Integrating lead forms onto your site can be confusing, but that’s where we can help. Here are some common troubleshooting tips to help you fix a broken form on your website.
No Success or Error Messages
Many website forms use jQuery embed code to validate the form input data and display response messages like the success message that appears when someone submits a form.
Leads Not Posting
An API (Application Program Interface) is a messenger that makes a request and tells a system what to do, which then returns a response. Essentially, APIs allow you to safely open up your product’s data & functionality to other developers and applications. In the case of affiliate marketing, it helps facilitate the flow of leads.
When a publisher needs to integrate with an API, they are sent API documentation instructing them on how to set it up. They will also need to receive an API Key before being authorized to connect with the system. This type of setup is ideal for publishers who deal with opportunities across multiple categories or if they can categorize their traffic, and they have a development team to integrate to the API.
Try using an API testing tool such as ‘insomnia‘ or ‘postman‘ to make sure leads are posting correctly. These tools allow web developers to test API requests when a specific set of data is passed (or not) to our application, and allow them to inspect the API responses to make sure they’re being passed.
Form Input Field Names
Field names can be finicky when passing information, so making sure you’ve got the correct names, and knowing what each of the fields is intended to capture can help you ensure your data passes correctly.

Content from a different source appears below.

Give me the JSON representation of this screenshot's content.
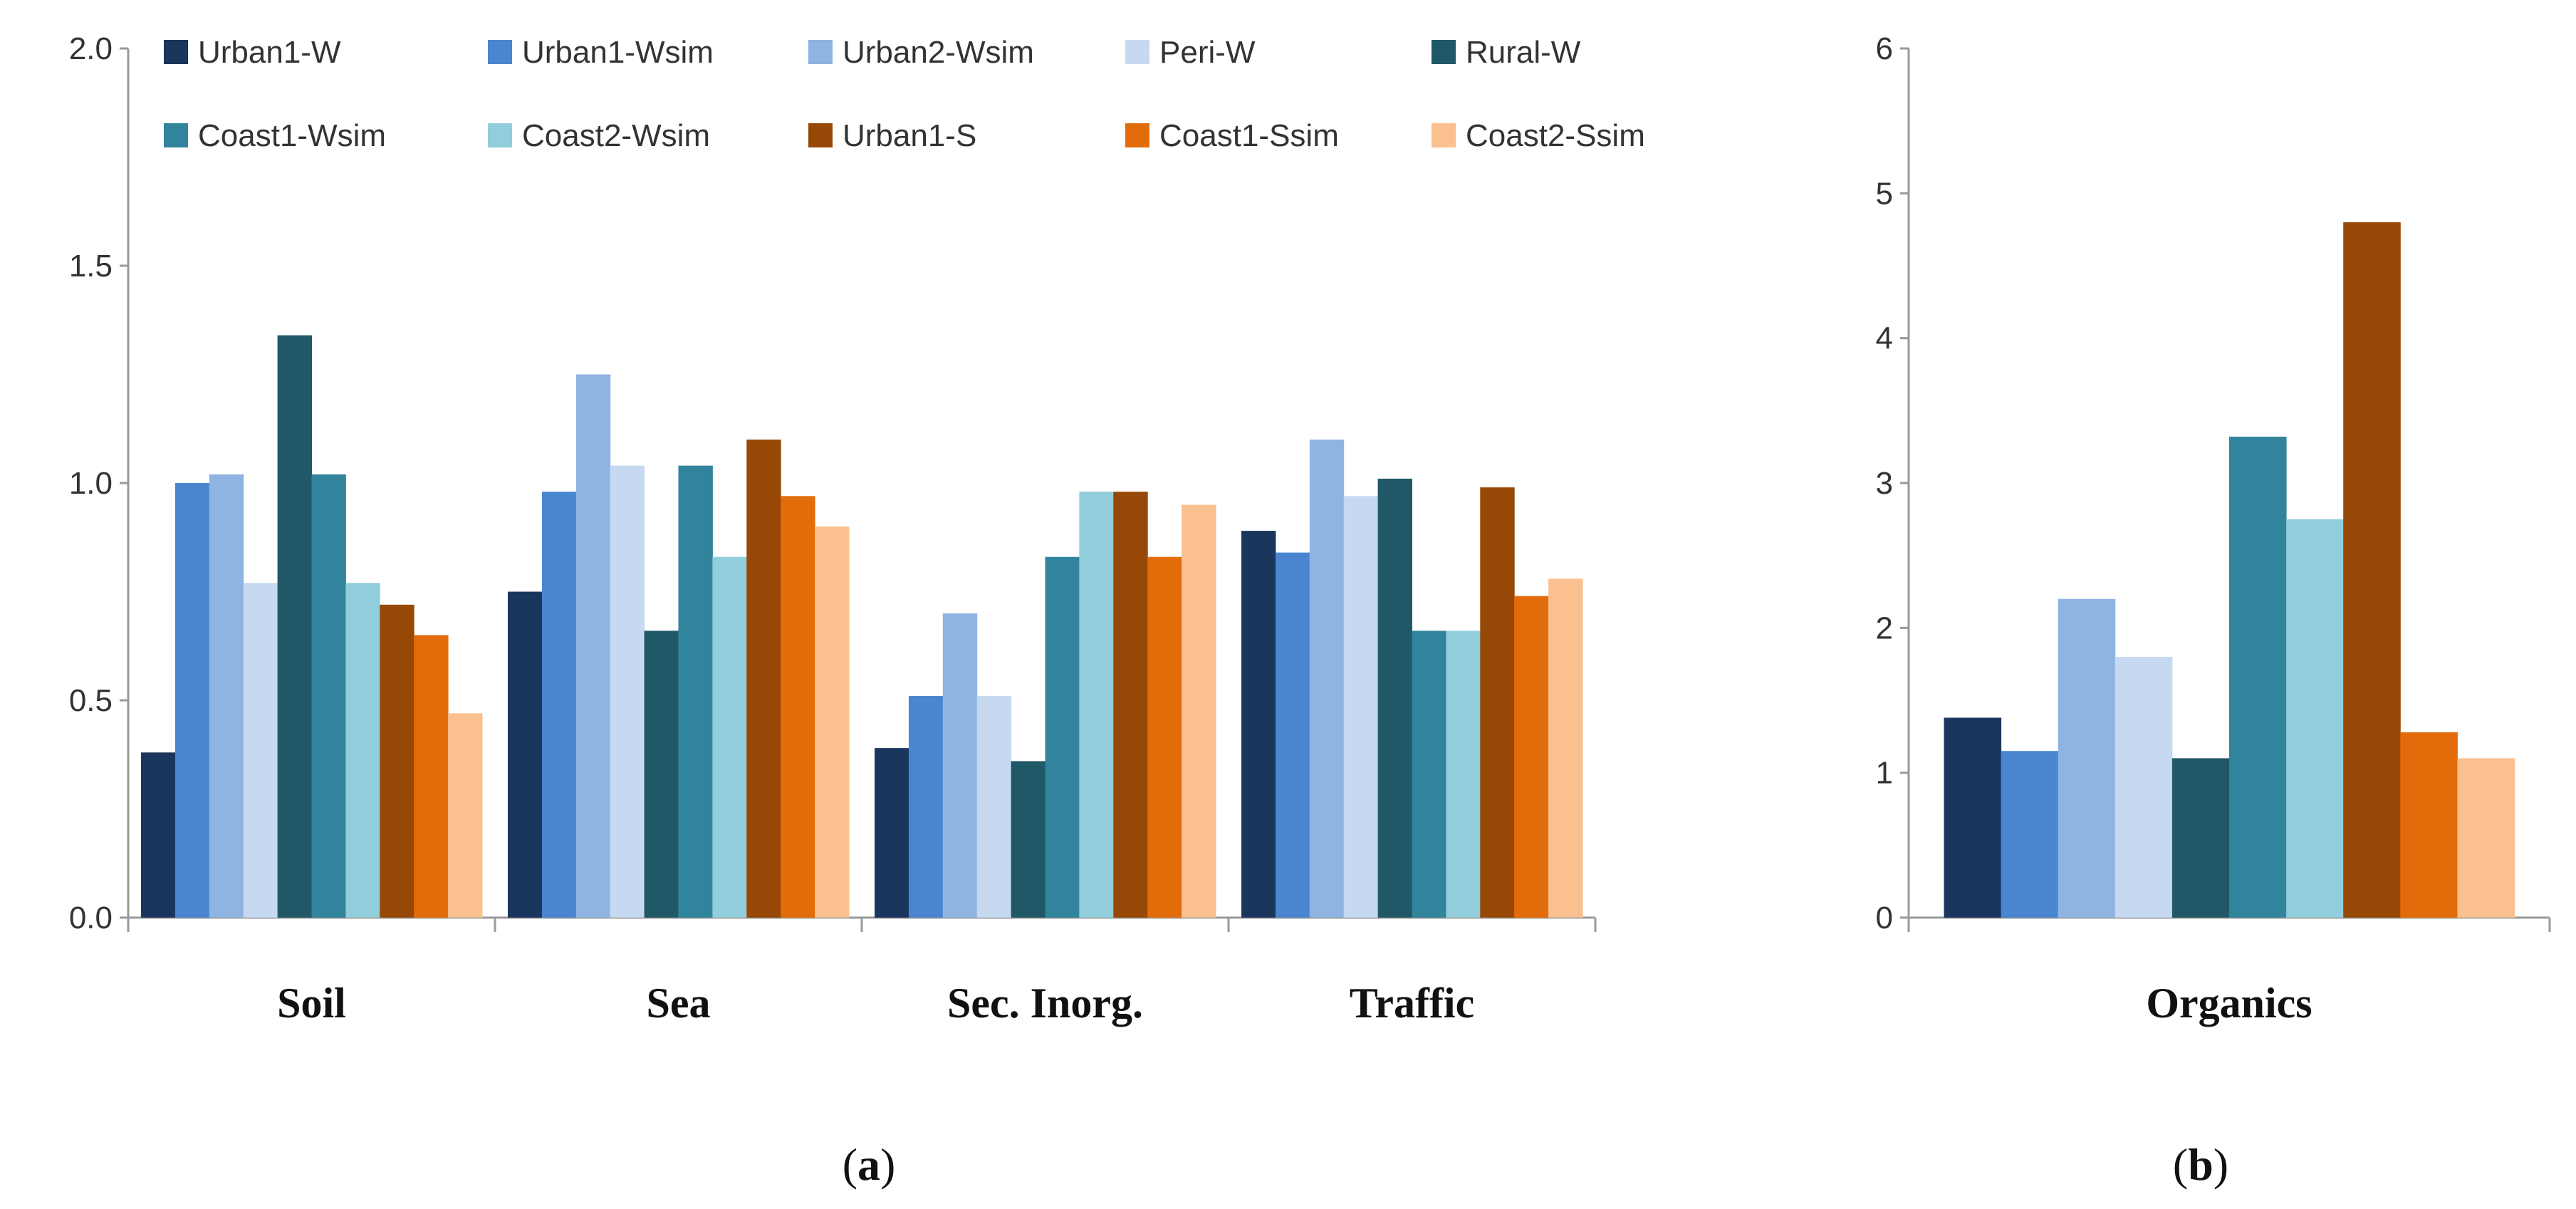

If you are coding your own web form, it is important to use the correct ‘input type’, ‘class’, ‘id’, and ‘name’ that match with each required field. For example, a field for “first_name” might look like this:
<label for=”first_name”>First Name</label>
<input type=”text” class=”form-control” id=”first_name” name=”first_name” required=””>
Another helpful tactic is to use integers (whole numbers) where possible. Rather than putting a range on your lead form, use a whole number, since it’s more versatile. For example: Salary = $50,000-69,000. In this example it is hard to translate if another advertiser uses a different range, but if you capture a whole number, it can be translated into any range or just used as a whole number.
Go for it!
In the end, it all comes down to one thing: testing. In a way it’s kind of like putting a puzzle together, you just try plugging in different pieces and see if it works.